Astronomers observe birth of a solar system for first time
The new planetary system is forming around the baby star HOPS-315 - which resembles our own sun in its youth - 1,300 light years from Earth in the Orion Nebula.
Young stars are surrounded by massive rings of gas and dust called protoplanetary discs, which is where planets form.
Inside these swirling discs, crystalline minerals that contain the chemical silicon monoxide can clump together.
This process can snowball into kilometre-sized "planetesimals", which one day grow into full planets.
In our home solar system, the crystalline minerals that were the starter dough for Earth and Jupiter's core are believed to have been trapped in ancient meteorites.

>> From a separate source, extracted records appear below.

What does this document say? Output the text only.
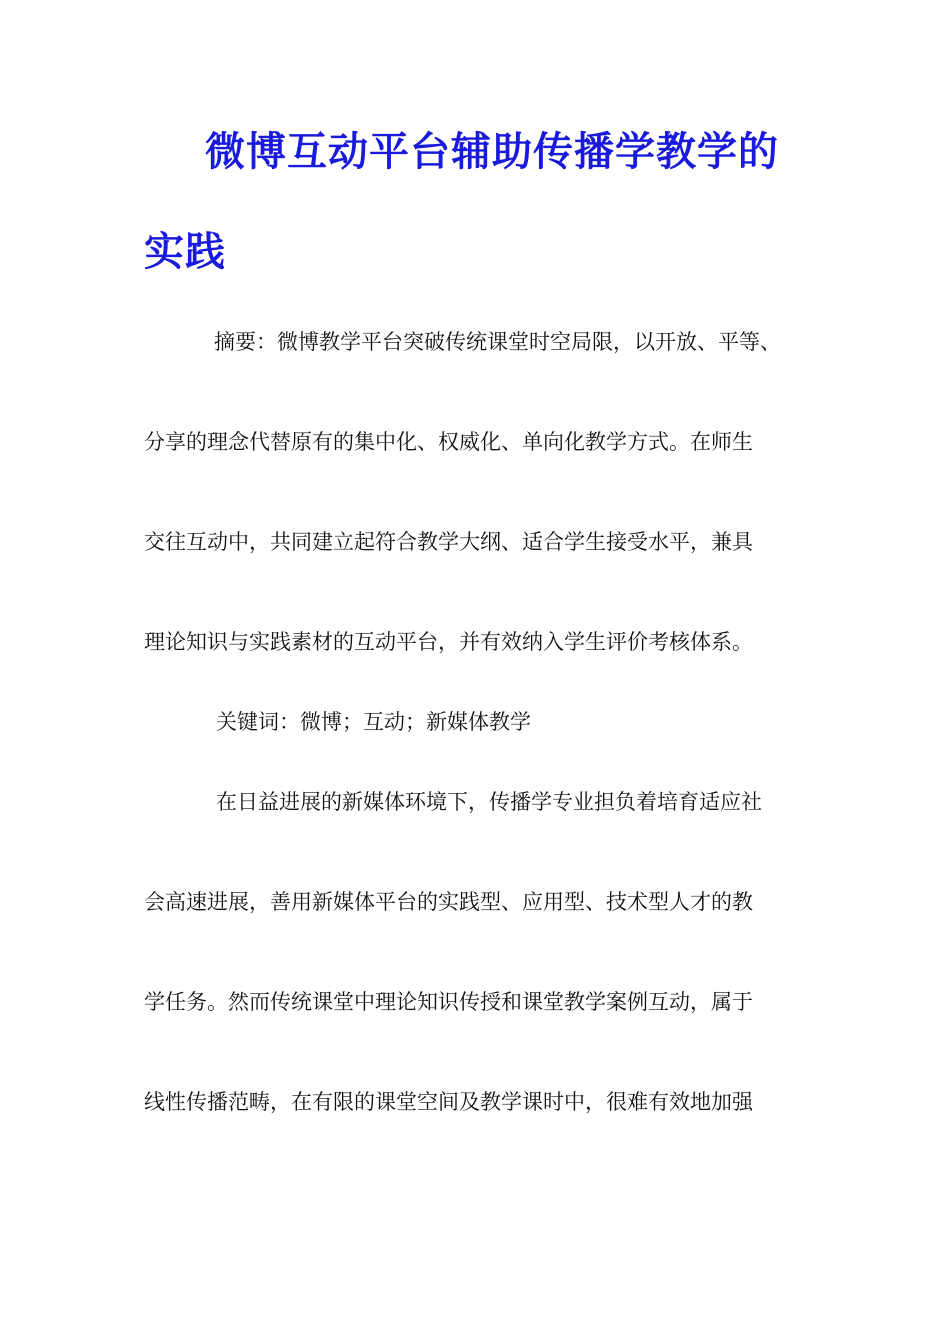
微博互动平台辅助传播学教学的
实践
摘要：微博教学平台突破传统课堂时空局限，以开放、平等、
分享的理念代替原有的集中化、权威化、单向化教学方式。在师生
交往互动中，共同建立起符合教学大纲、适合学生接受水平，兼具
理论知识与实践素材的互动平台，并有效纳入学生评价考核体系。
关键词：微博；互动；新媒体教学
在日益进展的新媒体环境下，传播学专业担负着培育适应社
会高速进展，善用新媒体平台的实践型、应用型、技术型人才的教
学任务。然而传统课堂中理论知识传授和课堂教学案例互动，属于
线性传播范畴，在有限的课堂空间及教学课时中，很难有效地加强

Now astronomers have spotted signs that suggest these hot minerals are starting to solidify in the disc surrounding HOPS-315, according to a new study in the journal Nature.
"For the first time, we have identified the earliest moment when planet formation is initiated around a star other than our sun," lead study author Melissa McClure of Leiden University in the Netherlands said.

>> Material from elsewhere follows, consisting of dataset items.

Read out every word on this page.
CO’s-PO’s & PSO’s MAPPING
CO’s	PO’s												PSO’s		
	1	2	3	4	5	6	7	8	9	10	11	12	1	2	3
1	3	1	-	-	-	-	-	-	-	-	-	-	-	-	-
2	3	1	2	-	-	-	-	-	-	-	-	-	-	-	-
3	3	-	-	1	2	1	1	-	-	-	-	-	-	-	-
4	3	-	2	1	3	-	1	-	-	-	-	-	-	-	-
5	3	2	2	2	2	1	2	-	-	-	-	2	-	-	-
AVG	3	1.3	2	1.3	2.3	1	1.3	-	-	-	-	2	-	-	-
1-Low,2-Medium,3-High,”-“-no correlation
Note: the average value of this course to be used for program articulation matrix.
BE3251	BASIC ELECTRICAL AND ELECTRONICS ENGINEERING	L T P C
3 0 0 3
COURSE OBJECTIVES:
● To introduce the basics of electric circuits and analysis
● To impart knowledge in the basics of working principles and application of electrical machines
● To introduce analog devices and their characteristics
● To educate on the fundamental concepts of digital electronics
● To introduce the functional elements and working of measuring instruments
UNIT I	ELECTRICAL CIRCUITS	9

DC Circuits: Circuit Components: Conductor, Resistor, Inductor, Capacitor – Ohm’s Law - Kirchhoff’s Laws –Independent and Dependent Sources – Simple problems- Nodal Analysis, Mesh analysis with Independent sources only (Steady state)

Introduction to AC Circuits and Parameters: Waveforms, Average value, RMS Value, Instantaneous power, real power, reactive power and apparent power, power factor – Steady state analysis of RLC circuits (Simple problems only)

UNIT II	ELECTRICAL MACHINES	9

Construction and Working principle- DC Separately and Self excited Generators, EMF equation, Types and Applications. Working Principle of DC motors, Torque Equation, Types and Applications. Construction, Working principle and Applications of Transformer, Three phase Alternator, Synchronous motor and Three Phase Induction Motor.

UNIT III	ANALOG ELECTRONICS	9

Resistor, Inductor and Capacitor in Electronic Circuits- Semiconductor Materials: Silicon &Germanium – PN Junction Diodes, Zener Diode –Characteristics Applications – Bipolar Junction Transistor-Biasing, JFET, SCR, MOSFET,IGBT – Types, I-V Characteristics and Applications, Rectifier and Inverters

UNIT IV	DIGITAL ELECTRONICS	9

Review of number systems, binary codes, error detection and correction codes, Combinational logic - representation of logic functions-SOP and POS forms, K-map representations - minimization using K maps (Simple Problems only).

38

The minerals around the star were first spotted by the James Webb Space Telescope.
Then the astronomers used the European Southern Observatory's ALMA telescope in Chile to find out exactly where the chemical signals were coming from.
They discovered that these minerals are in a small portion of the disc which is similar to the asteroid belt that surrounds our sun.
This will allow scientists to watch the process that may have birthed our home planet.
"We're seeing a system that looks like what our solar system looked like when it was just beginning to form," said study co-author Merel van 't Hoff of Purdue University in the US.